Frank C. Morris, Jr., Member of the Firm in the Litigation, Employee Benefits & Executive Compensation, and Employment, Labor & Workforce Management practices, in the firm’s Washington, DC, office, was quoted in the Washington Business Journal, in “New D.C. Pay Transparency Law Could Apply to Virginia, Maryland Employers,” by Ana Lucía Murillo. (Read the full version – subscription required.)
Following is an excerpt:
A new District law requires employers with one or more employees in D.C. to share more information about their pay practices — but experts are warning companies in Virginia and Maryland to pay attention to the law as well.
The Wage Transparency Omnibus Amendment Act, which was signed into law by Mayor Muriel Bowser in January, took effect on Sunday, requiring D.C. employers to disclose “the minimum and maximum projected salary or hourly pay in all job listings and position descriptions advertised.” …
In the meantime, one expert has been providing his clients "conservative advice." Frank Morris, a labor lawyer at Epstein Becker & Green who is also an adjunct professor at George Washington University Law School, has been telling clients whose employees "substantially" work in D.C. that the safer option is comply with the law.

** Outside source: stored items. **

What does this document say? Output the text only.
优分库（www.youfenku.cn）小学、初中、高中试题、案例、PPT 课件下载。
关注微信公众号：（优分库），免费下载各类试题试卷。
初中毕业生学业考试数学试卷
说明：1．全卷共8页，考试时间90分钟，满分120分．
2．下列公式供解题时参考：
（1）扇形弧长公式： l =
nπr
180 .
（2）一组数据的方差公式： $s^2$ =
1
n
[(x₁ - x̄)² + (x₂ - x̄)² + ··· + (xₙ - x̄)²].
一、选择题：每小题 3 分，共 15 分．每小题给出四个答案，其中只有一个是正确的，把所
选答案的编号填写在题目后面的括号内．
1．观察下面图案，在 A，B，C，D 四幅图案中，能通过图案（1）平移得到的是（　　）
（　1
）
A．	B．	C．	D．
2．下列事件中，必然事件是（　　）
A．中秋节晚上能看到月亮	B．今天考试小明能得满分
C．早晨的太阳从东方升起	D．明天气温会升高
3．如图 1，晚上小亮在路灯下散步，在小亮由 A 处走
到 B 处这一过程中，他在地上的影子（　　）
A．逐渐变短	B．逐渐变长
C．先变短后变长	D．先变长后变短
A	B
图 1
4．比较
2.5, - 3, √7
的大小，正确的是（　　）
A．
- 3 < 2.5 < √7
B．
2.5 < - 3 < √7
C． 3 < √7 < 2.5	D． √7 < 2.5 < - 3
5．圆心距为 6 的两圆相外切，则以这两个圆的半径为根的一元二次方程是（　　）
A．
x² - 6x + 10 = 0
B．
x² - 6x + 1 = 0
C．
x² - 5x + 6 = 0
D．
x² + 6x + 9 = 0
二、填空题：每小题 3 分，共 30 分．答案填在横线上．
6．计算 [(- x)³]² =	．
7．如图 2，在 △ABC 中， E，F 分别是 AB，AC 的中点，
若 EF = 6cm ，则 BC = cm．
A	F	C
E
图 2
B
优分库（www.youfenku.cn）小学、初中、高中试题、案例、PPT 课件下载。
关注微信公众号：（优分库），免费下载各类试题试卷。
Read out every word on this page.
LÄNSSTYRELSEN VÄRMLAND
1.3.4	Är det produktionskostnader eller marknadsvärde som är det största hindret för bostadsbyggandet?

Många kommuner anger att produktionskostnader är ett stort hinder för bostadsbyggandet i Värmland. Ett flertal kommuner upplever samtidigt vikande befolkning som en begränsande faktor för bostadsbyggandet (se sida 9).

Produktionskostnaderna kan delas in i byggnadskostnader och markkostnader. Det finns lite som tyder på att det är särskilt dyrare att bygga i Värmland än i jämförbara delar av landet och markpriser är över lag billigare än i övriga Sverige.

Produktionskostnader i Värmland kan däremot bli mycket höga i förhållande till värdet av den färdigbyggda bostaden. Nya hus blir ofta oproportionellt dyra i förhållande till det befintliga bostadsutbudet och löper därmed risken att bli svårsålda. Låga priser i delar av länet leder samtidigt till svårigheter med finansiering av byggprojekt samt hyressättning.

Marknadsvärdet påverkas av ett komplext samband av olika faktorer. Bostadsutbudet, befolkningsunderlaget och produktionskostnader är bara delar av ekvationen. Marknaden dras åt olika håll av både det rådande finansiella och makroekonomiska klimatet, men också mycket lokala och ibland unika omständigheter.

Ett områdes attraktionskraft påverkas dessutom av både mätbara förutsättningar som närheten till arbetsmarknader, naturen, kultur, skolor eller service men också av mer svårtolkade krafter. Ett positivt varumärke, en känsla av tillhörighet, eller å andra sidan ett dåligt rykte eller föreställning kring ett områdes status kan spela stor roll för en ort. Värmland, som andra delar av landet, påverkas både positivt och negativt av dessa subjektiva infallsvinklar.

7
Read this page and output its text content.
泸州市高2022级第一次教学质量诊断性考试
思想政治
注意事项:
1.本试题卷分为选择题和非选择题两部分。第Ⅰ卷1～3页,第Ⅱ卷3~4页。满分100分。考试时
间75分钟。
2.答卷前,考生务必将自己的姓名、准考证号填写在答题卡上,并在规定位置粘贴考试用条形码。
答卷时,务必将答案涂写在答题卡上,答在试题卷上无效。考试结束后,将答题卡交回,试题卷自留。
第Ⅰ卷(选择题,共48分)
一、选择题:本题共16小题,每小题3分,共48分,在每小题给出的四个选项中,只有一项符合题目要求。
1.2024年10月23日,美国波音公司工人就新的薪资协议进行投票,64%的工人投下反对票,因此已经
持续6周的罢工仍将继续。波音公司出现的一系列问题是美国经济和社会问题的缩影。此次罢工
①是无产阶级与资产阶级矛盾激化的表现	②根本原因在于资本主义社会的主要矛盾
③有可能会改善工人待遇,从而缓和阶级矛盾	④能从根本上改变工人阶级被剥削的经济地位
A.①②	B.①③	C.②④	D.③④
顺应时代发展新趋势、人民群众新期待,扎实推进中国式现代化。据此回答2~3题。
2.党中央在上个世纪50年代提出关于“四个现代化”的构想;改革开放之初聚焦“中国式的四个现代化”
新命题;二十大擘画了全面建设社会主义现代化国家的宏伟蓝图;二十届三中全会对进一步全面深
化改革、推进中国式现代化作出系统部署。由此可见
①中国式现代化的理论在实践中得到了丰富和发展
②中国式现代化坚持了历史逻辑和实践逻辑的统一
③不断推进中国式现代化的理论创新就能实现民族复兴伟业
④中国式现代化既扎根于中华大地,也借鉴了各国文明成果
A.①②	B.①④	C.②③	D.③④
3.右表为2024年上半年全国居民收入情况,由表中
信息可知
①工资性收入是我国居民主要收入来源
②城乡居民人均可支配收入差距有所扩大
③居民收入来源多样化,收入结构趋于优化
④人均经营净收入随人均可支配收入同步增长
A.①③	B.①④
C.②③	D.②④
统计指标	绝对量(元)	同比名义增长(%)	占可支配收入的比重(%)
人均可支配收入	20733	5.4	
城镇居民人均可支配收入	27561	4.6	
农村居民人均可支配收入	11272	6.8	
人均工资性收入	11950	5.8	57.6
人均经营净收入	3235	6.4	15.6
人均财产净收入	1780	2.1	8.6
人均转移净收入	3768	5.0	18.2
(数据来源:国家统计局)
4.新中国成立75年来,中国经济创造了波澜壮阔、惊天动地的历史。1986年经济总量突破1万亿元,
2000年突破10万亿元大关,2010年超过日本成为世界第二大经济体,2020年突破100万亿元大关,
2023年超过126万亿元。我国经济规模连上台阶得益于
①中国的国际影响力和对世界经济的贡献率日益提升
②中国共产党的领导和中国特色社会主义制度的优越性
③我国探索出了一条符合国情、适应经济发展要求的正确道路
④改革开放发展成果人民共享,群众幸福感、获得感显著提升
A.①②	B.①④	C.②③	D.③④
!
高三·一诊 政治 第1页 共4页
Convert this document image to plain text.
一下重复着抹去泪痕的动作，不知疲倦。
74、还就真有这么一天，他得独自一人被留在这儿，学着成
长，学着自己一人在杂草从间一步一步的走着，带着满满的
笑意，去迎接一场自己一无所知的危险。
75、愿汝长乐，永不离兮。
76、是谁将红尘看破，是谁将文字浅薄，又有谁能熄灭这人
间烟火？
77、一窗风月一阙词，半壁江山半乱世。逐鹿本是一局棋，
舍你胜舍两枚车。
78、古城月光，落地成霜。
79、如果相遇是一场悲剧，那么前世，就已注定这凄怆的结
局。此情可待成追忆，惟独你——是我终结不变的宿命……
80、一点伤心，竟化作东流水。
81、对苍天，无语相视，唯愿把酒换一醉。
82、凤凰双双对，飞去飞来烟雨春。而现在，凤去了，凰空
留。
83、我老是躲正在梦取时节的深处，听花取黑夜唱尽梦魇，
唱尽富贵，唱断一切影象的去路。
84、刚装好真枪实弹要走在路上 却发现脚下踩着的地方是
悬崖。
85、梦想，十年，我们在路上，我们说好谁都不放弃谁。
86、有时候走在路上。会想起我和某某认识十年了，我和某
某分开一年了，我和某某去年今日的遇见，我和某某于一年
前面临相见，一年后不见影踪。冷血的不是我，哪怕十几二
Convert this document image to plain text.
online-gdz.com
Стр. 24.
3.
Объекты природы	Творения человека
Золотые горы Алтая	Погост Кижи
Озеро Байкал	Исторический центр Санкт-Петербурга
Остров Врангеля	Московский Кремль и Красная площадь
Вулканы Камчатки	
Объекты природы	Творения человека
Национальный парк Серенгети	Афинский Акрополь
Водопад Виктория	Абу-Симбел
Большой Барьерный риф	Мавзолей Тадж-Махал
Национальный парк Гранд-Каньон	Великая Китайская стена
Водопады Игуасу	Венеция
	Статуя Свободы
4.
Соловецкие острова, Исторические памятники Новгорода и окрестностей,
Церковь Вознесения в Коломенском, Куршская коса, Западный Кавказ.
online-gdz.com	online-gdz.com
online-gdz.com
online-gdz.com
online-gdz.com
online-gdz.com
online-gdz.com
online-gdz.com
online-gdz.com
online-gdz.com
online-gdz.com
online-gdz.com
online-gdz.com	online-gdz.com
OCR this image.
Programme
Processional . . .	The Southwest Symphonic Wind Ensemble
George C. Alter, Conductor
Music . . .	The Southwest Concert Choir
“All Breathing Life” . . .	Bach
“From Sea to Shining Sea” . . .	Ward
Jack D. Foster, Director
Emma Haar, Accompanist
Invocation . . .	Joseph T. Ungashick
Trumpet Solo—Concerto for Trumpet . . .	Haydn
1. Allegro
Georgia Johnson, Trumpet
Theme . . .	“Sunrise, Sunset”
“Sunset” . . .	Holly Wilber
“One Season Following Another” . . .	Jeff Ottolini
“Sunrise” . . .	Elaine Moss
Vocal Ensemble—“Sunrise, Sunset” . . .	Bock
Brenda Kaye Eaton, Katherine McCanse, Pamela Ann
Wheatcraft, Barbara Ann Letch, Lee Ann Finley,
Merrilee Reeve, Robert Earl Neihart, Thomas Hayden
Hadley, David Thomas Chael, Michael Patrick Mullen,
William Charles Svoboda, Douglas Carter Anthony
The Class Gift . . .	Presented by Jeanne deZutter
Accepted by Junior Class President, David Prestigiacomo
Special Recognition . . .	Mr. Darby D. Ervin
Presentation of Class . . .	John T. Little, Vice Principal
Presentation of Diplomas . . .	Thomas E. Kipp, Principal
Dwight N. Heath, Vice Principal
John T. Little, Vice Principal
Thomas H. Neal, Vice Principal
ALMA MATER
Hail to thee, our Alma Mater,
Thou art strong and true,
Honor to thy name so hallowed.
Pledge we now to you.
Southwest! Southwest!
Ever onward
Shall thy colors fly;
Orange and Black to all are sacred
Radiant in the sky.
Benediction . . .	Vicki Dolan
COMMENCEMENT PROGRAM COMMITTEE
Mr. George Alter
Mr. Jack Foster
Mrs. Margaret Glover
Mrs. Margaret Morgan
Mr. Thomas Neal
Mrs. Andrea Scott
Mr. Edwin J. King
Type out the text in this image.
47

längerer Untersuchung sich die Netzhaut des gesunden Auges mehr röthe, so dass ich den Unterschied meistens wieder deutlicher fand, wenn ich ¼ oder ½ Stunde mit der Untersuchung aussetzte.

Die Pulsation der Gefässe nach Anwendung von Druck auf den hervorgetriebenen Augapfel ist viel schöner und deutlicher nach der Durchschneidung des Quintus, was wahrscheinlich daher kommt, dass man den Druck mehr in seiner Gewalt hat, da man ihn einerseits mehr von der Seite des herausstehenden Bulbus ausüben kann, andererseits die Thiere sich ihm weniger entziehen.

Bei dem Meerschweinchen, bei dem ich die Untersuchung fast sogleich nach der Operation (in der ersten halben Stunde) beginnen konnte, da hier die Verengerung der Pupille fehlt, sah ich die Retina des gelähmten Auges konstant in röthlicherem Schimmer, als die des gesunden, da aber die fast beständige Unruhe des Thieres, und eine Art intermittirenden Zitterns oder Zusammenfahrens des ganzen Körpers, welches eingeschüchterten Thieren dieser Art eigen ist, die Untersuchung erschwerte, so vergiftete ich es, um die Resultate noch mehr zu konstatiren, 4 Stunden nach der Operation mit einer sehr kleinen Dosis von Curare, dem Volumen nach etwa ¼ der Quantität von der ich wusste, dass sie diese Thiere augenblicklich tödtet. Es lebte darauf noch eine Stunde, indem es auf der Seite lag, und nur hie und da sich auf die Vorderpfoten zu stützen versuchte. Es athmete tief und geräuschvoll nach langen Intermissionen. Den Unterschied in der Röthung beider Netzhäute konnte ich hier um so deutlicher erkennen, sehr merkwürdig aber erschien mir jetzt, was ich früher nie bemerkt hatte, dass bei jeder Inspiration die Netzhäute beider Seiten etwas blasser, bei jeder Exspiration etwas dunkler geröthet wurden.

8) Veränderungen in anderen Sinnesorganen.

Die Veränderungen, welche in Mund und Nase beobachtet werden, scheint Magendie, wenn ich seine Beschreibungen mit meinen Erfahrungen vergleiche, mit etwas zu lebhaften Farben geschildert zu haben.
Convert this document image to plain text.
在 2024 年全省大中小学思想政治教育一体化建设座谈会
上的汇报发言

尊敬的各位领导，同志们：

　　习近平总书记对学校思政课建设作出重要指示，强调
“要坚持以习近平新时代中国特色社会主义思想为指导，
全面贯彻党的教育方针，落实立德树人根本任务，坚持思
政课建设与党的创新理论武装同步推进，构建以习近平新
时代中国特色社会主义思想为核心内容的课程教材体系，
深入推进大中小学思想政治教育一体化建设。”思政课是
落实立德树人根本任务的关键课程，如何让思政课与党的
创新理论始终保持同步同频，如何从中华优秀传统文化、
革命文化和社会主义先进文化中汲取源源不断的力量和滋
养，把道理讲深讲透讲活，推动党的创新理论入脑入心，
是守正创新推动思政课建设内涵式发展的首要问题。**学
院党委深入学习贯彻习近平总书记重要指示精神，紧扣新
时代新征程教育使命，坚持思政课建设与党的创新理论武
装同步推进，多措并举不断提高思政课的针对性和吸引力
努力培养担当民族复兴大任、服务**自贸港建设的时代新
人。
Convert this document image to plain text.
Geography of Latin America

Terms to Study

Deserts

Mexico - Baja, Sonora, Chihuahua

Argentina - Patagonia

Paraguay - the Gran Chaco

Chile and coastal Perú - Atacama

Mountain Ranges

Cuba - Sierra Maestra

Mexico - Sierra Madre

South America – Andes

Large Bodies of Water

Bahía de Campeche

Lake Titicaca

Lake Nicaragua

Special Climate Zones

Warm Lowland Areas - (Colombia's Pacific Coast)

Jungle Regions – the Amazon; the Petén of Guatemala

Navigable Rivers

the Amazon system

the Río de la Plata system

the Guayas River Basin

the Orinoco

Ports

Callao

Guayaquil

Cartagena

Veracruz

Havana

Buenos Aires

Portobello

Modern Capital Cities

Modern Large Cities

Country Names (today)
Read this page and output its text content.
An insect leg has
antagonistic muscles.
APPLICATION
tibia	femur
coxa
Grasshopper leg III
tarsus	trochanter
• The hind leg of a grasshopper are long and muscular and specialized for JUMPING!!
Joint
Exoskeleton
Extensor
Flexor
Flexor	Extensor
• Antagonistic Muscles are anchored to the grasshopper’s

"I'm not saying it's free from doubt," Morris said of the law, but extrapolating from other D.C. employment-related legislation, he's estimating that compliance is the better choice for cases in which an employee works in the District the majority of the time even if their employer doesn't have a physical office there.
"There are certainly some aspects of the law that are extremely broad and raise some substantial questions,” he said. “Notwithstanding that here may be some challenges to stop the law or how it’s interpreted, I think employers are well-advised to seek to comply, absent a ruling that a certain part of a law is not a valid exercise of the District’s authority."